Objective: This 9 year longitudinal case study describes the successful application of a behavior modification program in a combined educational/therapeutic setting with a low functioning adolescent diagnosed with autism. The patient had no history of behavioral modification prior to entering the outpatient setting. Method: Goals were specifically set for the patient every 3 months over the 9 year period. His functional response to treatment and accomplishment of goals was assessed with the appropriate Functional Independent Measures (FIM) then classified using the International Classification of Functioning (ICF). Goals addressed receptive/expressive language, attending to social stimuli, imitation, rote counting calculations, perception, and sense of self through self-help care. Immediate and token reward systems were used to shape behavior. Domains were assessed monthly using the FIM and number of goals achieved versus those not achieved. Assessments were then classified using the ICF and analyzed using a trend analysis.
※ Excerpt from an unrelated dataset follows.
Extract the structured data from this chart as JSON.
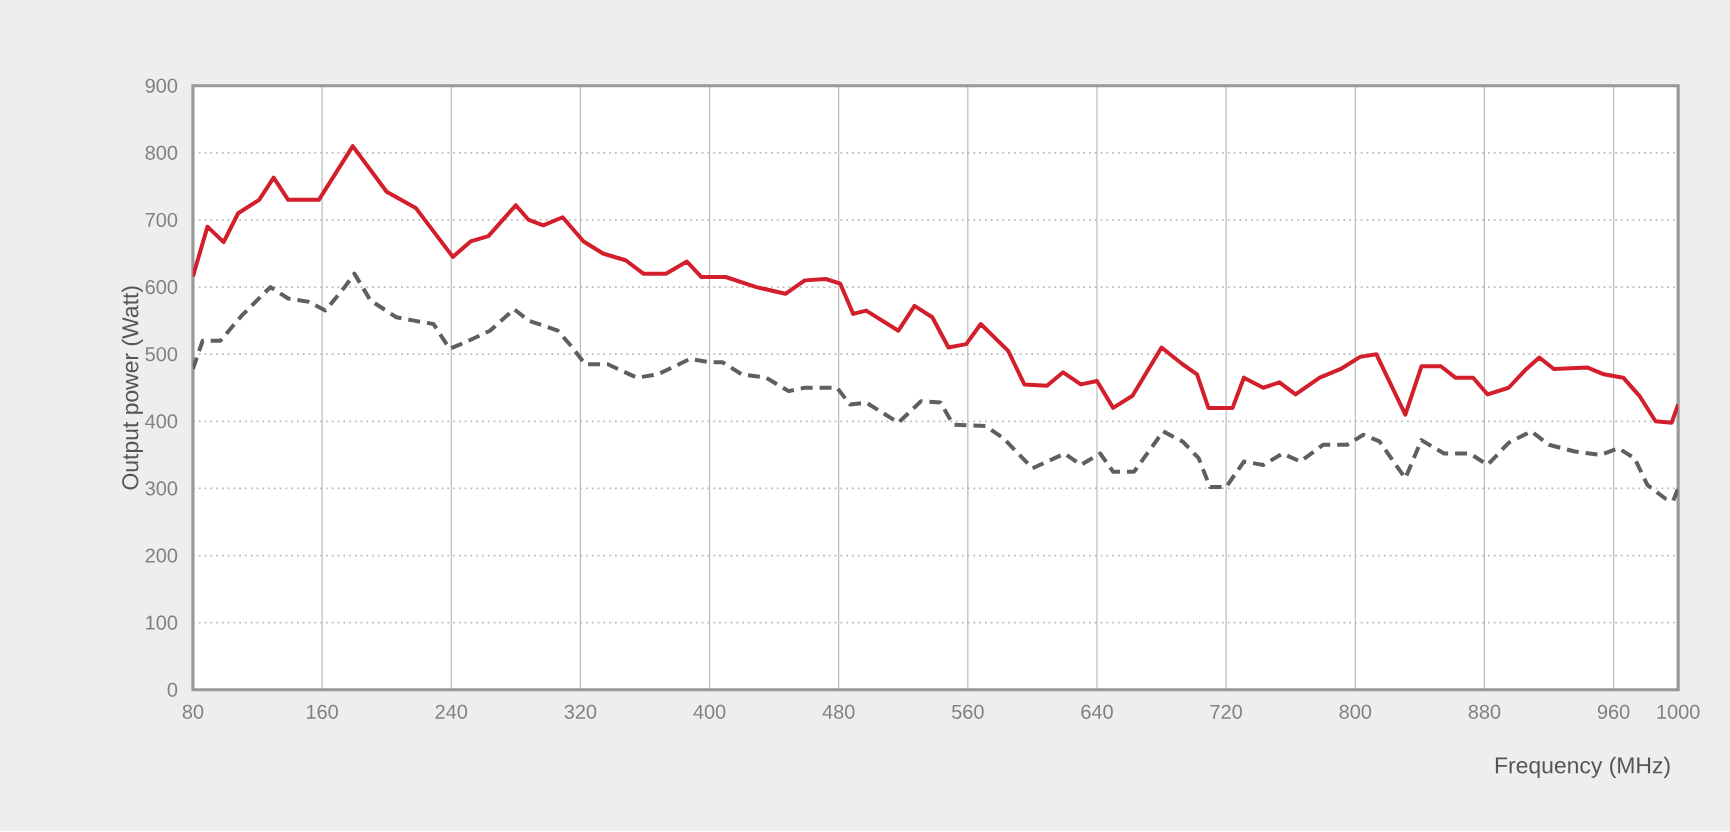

Results: Data demonstrated that the patient accomplished a high percentage of goals, even reaching 85% of behavioral goals set. Improvement was also revealed by an increase from total/maximum assistance to moderate assistance in various domains over the 9 year period. Conclusion(s): Behavioral modification, in a combined special education and therapeutic outpatient program, can improve the functioning of an adolescent with severe autism. As classified by the ICF, this higher functioning covers a variety of necessary skills/domains and can be effectively tracked over time. The ICF to chart these functional improvements provides an important step in demonstrating the efficacy of long term interdisciplinary treatment especially with severe cases.